By Jennifer Coates, DVM
Antioxidants are finally getting the respect they deserve. When appropriate amounts are included in pet food, antioxidants serve two important functions — keeping food fresh and keeping pets healthy. Let’s take a look at the health benefits.
The Health Benefits of Antioxidants for Pets
Antioxidants play a major role in maintaining your pet's health. They are beneficial in large part because they counter the effects of damaging free radicals in the body.
Free radicals are a natural by-product of metabolism and are produced in greater than normal amounts when pets are sick, elderly, exposed to toxins, or suffer from poor nutrition. Free-radicals contain oxygen and are missing an electron, which makes them highly reactive. They attack and take electrons from cell membranes, proteins, and DNA. The molecule that loses an electron to a free radical often becomes a free radical itself, continuing the cycle.
Antioxidants are different, however. They can donate electrons to free radicals without becoming free radicals themselves, thereby breaking the cycle of molecular and cellular damage. Therefore, an ample dietary source of antioxidants is essential if a pet is to maintain a strong immune system throughout its life and age in a healthy manner.
For example, a series of studies conducted on dogs1 found that older dogs provided with an antioxidant-enriched diet were able to learn complex tasks with more success than those on a control diet. This, researchers hypothesized, was consistent with the assumption that oxidative damage contributes to brain aging in dogs.
Another study2 that used an antioxidant-enriched diet found that older dogs (≥7) were less likely to suffer from age-related behavioral changes associated with cognitive decline, such as excessive licking and patterned pacing. Dogs consuming the antioxidant-enriched diet were also able to recognize their family members and other animals more easily than the control group, as well as display greater attributes of agility.
Antioxidants have even been shown to help dogs and cats that suffer from allergy or coat and skin problems. They also have been shown to promote immune system activity in young animals before vaccination has been implemented.

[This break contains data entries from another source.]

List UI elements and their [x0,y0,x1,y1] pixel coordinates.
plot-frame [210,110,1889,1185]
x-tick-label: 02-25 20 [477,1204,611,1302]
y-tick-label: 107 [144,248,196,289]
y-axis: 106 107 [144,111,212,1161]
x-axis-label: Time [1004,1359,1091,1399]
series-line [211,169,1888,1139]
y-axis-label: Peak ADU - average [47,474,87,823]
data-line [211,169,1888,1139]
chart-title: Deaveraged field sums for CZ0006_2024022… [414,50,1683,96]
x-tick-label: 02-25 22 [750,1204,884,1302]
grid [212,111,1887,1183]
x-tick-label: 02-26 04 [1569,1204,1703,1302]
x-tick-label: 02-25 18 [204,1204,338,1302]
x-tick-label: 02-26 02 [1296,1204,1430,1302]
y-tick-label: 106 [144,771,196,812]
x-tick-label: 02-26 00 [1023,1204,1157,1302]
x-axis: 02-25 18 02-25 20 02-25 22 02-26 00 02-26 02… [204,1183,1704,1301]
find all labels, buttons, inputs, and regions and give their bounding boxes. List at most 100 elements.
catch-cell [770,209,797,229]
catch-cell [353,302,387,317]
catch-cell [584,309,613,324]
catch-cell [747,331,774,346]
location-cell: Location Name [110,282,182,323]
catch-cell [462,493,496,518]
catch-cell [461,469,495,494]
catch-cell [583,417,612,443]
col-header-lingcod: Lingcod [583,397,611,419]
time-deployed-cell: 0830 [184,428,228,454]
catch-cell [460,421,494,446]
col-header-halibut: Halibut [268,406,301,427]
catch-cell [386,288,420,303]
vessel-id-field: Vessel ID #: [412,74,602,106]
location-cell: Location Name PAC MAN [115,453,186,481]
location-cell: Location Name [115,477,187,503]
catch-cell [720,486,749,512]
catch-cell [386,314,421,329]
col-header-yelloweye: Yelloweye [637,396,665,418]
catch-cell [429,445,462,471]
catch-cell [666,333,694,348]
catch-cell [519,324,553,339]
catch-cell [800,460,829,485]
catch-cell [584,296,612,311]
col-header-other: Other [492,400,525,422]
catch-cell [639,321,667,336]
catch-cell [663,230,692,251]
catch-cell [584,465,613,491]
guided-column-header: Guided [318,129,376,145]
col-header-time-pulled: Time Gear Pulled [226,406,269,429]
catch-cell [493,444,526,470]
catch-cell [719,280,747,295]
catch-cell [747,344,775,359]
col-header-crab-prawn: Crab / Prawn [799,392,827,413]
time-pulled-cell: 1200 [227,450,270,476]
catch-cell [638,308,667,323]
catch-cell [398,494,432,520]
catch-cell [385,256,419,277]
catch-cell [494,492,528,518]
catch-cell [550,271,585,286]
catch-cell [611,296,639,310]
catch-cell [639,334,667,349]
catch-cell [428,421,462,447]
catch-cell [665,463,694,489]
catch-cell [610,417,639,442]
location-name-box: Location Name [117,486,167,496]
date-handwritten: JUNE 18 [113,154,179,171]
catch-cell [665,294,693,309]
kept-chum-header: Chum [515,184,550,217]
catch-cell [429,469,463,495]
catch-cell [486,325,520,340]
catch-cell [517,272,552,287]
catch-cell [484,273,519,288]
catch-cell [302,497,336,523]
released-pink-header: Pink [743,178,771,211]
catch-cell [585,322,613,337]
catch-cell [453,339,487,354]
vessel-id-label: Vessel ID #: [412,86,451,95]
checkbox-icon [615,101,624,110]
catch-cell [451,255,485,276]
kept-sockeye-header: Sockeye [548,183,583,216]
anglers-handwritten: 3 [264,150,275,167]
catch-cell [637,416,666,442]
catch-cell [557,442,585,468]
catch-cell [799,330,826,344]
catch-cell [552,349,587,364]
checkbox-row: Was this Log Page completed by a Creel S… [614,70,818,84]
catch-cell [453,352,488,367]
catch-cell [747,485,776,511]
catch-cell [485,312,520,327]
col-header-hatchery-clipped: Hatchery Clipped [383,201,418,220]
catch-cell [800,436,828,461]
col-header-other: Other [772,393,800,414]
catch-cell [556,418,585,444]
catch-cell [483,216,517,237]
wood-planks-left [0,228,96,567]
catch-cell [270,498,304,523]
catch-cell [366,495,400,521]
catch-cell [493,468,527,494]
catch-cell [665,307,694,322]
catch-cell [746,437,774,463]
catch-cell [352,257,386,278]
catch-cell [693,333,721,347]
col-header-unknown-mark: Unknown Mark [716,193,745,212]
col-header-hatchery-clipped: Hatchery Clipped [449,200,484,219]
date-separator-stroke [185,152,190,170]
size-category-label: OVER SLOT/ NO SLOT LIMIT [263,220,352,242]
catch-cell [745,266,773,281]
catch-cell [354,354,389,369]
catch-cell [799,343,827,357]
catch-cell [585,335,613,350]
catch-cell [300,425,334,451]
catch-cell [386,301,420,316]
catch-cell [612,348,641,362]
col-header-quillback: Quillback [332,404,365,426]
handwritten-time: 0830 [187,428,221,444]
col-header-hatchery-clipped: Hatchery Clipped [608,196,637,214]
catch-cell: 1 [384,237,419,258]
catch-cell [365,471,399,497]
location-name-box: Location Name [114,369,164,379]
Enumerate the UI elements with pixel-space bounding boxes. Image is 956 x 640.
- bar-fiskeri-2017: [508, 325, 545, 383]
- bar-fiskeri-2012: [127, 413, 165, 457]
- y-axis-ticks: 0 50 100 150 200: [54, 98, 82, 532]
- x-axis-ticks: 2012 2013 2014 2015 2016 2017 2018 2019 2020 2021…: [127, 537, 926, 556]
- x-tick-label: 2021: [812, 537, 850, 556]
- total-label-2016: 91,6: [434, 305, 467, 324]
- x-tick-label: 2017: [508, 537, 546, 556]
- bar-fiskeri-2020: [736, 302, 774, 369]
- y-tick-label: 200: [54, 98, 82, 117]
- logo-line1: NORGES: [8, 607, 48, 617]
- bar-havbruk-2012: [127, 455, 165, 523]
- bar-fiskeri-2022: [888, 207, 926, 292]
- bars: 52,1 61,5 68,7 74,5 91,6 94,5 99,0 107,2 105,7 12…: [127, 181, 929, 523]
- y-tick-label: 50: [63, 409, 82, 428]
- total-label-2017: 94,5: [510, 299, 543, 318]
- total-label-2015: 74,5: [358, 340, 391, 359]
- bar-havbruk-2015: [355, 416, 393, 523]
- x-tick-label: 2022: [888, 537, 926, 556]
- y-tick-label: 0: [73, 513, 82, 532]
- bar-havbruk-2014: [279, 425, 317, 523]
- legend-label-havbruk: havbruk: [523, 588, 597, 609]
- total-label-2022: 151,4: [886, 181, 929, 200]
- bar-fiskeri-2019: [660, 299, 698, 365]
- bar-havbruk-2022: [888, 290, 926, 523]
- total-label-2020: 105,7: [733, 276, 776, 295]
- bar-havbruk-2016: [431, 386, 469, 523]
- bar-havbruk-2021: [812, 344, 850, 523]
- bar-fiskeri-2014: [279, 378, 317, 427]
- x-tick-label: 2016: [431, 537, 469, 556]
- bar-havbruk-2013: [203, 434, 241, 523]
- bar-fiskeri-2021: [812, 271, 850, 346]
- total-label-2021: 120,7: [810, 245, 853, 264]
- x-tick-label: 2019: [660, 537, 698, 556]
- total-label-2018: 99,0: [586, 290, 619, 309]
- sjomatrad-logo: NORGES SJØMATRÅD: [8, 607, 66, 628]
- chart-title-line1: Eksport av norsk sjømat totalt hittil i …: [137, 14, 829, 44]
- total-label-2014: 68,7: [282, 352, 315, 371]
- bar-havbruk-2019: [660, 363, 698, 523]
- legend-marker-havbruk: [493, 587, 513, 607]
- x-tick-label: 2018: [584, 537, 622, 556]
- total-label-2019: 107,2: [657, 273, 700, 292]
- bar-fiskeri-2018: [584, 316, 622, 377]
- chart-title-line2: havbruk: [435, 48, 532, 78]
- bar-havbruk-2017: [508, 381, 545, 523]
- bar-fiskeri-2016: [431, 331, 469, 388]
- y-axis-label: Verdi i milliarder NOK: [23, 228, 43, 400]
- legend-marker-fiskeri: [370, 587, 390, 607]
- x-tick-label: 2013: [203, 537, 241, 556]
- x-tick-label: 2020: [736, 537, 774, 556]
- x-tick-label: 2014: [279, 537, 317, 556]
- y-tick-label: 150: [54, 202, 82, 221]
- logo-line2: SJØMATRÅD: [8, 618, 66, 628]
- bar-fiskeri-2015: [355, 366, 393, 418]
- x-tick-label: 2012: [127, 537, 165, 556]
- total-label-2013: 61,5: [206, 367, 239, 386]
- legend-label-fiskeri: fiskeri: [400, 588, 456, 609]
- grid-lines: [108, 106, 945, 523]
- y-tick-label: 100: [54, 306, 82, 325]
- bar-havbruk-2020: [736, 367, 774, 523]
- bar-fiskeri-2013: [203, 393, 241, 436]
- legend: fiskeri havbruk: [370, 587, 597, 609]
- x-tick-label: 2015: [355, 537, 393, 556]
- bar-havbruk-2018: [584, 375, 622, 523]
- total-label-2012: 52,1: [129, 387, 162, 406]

With all these great benefits, how can you ensure your pet gets antioxidants?
Sources of Antioxidants for Your Dog and Cat
The primary source of antioxidants for dogs and cats should be a complete and balanced diet made from high quality ingredients. Vitamin E, Vitamin C (citric acid), Vitamin A, carotenoids, and selenium are all powerful antioxidants. They are found naturally in many ingredients included in pet foods, but supplements are also used to boost the antioxidant content of the diet without creating nutritional imbalances.
The best resource for advice about a dog or cat’s diet is a veterinarian or veterinary nutritionist who is familiar with that individual’s unique needs. Ask your veterinarian if your pet’s current food provides the antioxidants necessary for a long and healthy life.
1 Milgram NW, Head E, Muggenburg B, et al. Landmark dis- crimination learning in the dog: effects of age, an antioxidant fortified food, and cognitive strategy. Neurosci Biobehav Rev 2002;26:679–695.
Cotman CW, Head E, Muggenburg BA, et al. Brain aging in the canine: a diet enriched in antioxidants reduces cognitive dys- function. Neurobiol Aging 2002;23:809–818.
Ikeda-Douglas CJ, Zicker SC, Estrada J, et al. Prior expe- rience, antioxidants, and mitochondrial cofactors improve cognitive function in aged beagles. Vet Ther 2004;5:5–16.
Milgram NW, Zicker SC, Head E, et al. Dietary enrich- ment counteracts age-associated cognitive dysfunction in canines. Neurobiol Aging 2002;23:737–745.
2 Dodd CE, Zicker SC, Jewell DE, et al. Can a fortified food affect the behavioral manifestations of age-related cognitive decline in dogs? Vet Med 2003;98:396–408.